Nightmare Machine is world’s first large-scale experiment to test whether artificial intelligence can induce emotions through GAN-generated images, in particular, fear. Over the course of two weeks leading up to Halloween 2016, Nightmare Machine collected over 2 million votes from over 100 countries on what is scary and not through AI-generated scary imagery (generative adversarial networks and neural style transfer).

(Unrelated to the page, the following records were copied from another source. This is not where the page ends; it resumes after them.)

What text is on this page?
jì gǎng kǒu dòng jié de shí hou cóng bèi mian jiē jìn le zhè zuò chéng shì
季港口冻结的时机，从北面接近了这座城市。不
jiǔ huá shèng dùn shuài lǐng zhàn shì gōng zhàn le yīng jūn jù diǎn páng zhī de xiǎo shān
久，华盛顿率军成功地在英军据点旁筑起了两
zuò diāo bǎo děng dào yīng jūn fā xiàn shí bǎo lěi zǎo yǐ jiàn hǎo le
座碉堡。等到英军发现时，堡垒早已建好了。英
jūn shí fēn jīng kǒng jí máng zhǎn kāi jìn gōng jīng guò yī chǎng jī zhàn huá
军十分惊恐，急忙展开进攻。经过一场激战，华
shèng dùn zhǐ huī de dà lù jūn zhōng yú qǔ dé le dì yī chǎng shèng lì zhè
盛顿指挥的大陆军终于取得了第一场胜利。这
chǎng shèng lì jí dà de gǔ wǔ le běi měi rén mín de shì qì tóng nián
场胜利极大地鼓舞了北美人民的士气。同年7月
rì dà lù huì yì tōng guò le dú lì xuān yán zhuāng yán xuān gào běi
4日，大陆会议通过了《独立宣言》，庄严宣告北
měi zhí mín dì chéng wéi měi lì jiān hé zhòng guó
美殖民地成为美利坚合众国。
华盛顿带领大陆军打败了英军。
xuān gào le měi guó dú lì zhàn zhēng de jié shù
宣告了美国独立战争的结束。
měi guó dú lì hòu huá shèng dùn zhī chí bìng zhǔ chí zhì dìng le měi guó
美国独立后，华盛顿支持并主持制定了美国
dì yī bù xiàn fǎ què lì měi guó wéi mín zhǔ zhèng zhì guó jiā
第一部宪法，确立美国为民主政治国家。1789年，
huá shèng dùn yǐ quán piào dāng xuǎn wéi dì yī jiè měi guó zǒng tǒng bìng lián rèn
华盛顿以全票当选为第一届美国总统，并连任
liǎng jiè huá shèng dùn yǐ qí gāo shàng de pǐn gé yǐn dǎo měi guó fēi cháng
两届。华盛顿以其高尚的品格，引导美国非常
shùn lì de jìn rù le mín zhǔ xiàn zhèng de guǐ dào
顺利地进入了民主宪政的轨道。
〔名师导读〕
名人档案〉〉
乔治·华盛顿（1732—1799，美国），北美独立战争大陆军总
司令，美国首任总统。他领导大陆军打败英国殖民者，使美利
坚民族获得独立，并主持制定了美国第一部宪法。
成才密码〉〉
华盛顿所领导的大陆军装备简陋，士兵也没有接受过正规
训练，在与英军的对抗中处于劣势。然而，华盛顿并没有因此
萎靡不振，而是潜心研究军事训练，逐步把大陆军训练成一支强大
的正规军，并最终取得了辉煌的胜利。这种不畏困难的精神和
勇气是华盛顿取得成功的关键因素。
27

Selected Media: Washington Post, The Atlantic, Forbes, BBC, NPR, Boston Globe, NBC, Vice.

Shelley

MIT Media Lab

Shelley is world’s first horror writer AI, trained on horror stories from Reddit’s famous r/nosleep subreddit. Powered by a recurrent neural network that takes crowd’s feedback into account with an online learning component, Shelley invites users to write horror stories together in a truly collaborative fashion. Over the course of two weeks leading up to Halloween, more than 500 parallel stories are written by Shelley and Twitter users.

Deep Empathy

MIT Media Lab

In collaboration with UNICEF, we pursue a scalable way to increase empathy. We use deep learning algorithms to learn characteristics of Syrian neighborhoods after the war (for example, Aleppo, Syria), and uses these features to transform images of cities all over the world, simulating how they would look if they suffered disasters like those in Syria. We used these simulated images to investigate whether AI can induce more empathy.